THIS YEAR’S Zabalaza Theatre Festival marks a watershed moment when the entire Baxter Theatre complex will be given over to the community theatre festival for an entire weekend.
The fourth annual festival will run from March 7 to 14, including the weekend of March 8 and 9 when every single space, inside and outside the Baxter, will be filled with Fringe events.
Theatre groups from towns like Robertson and Ashton are performing alongside groups from Knysna, Port Elizabeth and Tembisa.
The 40 performances staged over the weekend will include a lunchtime open mic session of hip- hop performances in the amphitheatre outside.

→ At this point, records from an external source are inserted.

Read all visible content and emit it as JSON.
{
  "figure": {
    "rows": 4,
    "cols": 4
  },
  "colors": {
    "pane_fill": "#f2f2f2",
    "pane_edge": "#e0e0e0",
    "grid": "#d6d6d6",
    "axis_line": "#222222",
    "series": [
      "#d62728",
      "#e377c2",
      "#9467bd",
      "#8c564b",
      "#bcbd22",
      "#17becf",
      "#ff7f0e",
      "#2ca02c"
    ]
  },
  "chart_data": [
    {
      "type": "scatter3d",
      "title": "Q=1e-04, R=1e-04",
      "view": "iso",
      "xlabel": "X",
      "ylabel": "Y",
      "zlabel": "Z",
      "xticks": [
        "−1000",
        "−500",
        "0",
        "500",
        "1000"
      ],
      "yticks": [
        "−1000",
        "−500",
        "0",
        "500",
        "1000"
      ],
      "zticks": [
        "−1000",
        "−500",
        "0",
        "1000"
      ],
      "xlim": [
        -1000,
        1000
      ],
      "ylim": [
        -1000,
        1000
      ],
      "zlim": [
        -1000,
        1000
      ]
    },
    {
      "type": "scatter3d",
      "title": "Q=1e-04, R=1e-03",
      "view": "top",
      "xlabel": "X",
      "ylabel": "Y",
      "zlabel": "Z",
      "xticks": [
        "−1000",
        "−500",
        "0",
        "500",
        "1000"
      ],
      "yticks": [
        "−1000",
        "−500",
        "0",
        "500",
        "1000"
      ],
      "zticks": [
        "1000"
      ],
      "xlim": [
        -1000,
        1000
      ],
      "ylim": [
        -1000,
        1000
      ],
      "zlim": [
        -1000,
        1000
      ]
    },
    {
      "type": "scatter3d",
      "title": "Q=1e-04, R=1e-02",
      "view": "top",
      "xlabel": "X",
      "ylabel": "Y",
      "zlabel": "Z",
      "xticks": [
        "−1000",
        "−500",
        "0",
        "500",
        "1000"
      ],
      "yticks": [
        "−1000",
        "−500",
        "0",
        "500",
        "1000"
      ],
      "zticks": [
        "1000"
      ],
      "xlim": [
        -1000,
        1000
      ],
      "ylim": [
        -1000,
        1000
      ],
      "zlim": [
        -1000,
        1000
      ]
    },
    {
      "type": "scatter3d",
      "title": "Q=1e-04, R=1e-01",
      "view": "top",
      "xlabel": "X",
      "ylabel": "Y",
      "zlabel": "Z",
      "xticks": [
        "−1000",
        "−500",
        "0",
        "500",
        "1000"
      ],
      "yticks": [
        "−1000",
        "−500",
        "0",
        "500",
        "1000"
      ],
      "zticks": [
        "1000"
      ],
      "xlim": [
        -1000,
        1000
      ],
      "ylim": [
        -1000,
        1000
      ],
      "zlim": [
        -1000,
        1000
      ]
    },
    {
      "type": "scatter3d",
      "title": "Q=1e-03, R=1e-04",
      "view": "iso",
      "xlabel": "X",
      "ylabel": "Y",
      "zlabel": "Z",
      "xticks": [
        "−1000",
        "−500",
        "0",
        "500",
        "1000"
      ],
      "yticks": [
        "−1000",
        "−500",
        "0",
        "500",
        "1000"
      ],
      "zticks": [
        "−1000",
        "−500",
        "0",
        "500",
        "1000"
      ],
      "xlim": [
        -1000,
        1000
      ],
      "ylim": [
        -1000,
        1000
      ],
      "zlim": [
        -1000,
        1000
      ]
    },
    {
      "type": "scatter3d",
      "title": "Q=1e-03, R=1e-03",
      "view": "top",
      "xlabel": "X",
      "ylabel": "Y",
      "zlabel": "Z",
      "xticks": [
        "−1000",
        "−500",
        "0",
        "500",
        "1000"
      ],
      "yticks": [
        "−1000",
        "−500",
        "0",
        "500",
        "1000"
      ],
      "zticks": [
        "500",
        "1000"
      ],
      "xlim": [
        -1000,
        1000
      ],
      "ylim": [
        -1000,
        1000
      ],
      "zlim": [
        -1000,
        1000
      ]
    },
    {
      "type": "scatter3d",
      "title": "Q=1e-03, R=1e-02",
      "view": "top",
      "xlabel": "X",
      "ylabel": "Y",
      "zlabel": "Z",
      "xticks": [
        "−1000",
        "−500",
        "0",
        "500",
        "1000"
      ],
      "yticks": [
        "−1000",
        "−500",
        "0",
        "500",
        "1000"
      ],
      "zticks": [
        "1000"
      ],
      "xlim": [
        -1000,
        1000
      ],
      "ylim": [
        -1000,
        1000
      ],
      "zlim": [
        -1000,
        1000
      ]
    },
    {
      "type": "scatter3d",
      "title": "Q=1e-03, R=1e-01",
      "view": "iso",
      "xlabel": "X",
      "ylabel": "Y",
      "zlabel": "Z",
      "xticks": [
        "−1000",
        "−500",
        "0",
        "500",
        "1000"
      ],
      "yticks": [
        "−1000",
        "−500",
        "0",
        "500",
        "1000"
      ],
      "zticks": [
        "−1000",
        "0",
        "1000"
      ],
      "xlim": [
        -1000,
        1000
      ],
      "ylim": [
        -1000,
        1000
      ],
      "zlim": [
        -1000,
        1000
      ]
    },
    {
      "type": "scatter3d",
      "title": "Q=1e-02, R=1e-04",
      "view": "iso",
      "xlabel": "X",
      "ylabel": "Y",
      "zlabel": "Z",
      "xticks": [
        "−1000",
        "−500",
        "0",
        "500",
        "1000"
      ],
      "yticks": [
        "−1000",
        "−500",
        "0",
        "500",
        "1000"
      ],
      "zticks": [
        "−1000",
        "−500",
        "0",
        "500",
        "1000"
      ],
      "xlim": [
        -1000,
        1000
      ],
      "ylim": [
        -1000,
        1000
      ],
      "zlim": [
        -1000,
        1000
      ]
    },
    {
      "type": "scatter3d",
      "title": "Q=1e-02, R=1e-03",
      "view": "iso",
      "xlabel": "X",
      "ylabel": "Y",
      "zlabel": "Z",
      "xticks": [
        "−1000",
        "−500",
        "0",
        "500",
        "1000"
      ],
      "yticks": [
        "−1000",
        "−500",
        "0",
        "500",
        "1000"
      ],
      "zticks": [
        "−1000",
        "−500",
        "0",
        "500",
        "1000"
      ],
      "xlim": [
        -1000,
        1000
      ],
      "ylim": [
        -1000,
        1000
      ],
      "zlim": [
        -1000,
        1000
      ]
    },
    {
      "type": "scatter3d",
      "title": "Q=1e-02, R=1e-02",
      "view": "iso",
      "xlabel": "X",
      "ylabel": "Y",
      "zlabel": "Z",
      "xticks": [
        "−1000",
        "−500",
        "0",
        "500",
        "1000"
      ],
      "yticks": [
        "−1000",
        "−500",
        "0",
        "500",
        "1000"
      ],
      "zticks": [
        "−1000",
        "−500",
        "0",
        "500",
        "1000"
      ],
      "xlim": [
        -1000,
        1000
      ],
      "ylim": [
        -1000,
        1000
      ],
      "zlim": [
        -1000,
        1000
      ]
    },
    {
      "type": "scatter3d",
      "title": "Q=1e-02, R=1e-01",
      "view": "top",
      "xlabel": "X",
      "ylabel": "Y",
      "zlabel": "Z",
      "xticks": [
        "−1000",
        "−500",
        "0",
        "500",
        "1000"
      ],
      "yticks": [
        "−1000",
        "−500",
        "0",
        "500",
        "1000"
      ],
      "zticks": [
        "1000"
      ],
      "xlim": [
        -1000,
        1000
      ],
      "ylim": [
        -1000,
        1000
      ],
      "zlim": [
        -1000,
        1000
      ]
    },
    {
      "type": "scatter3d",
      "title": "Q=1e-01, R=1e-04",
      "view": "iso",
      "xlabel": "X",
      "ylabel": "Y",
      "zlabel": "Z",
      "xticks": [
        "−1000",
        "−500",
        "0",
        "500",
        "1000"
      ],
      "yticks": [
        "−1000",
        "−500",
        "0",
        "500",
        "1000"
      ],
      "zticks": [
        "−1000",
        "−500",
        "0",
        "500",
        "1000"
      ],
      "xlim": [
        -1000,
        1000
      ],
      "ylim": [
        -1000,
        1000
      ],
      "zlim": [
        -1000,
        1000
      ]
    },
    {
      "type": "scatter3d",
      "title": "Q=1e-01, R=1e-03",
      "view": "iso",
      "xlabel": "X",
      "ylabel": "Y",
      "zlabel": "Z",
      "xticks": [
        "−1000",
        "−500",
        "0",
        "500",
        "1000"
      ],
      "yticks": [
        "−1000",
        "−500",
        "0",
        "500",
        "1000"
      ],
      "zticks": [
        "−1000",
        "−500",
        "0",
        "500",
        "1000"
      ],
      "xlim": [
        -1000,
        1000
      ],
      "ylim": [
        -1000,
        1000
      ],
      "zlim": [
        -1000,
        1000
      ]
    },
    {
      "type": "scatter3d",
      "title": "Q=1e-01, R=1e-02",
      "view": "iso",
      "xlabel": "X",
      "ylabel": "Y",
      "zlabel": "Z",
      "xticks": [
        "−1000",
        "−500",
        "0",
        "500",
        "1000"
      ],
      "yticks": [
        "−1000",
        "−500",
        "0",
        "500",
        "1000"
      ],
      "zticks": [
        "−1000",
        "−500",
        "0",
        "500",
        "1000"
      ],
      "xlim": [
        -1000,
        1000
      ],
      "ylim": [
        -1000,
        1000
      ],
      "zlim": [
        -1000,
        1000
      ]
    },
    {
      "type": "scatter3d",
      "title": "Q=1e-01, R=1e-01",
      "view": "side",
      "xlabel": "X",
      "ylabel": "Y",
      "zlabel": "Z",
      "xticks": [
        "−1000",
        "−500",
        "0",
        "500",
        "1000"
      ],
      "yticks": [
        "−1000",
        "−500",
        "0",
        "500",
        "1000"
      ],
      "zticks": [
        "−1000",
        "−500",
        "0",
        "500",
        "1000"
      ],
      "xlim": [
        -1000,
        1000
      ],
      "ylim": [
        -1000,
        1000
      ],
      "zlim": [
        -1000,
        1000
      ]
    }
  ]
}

As has become a tradition, the festival will kick off with an opening ceremony, this time by director Thambi Mbongo, weaving together a collage of snippets from the festival programme into one seamless production.
From Monday, March 10 performances will be staged every day until Friday, March 14 (at 10am, 12pm, 1.30pm, 3pm, 6.30pm and 8pm) in the Golden Arrow Studio, plus two sessions of poetry every day (at 2pm and 7pm) in the Masambe Theatre.
The festival culminates in an awards ceremony with prizes presented in several categories including best production, best director, best actor and best actress.
The prizes include opportunities for actors to audition for mainstream productions, and the previous winner of the best actor award, Khayalethu Anthony, will be back at Zabalaza as a writer/ performer with the debut of his one man show, The Champion.
Tickets for the Zabalaza Theatre Festival are R25 from Computicket or Shoprite Checkers.
On the main programme, some of the works to look out for include:
Jabulani and the Book, originally written by Gcina Mhlope, this is a children’s story directed by Rouxnet Grown.
Imbokotho, written by Thandi Hona, and directed by Sydwell Klass, gives us three women in prison, telling their stories.
My House, written by Thando Baliso and co-directed by Baliso and Sibusiso Zweni (nominated as best director at the 2011 Zabalaza Fringe Festival), looks at what happens between two friends when they realise they’ve fallen for the same woman.
Death, the Redeemer, devised by director Lwanda Sindaphi and the cast, is a physical theatre piece which deals with victims of police brutality. It was inspired by the death of Andries Tatane and Mido Macia from Mozambique.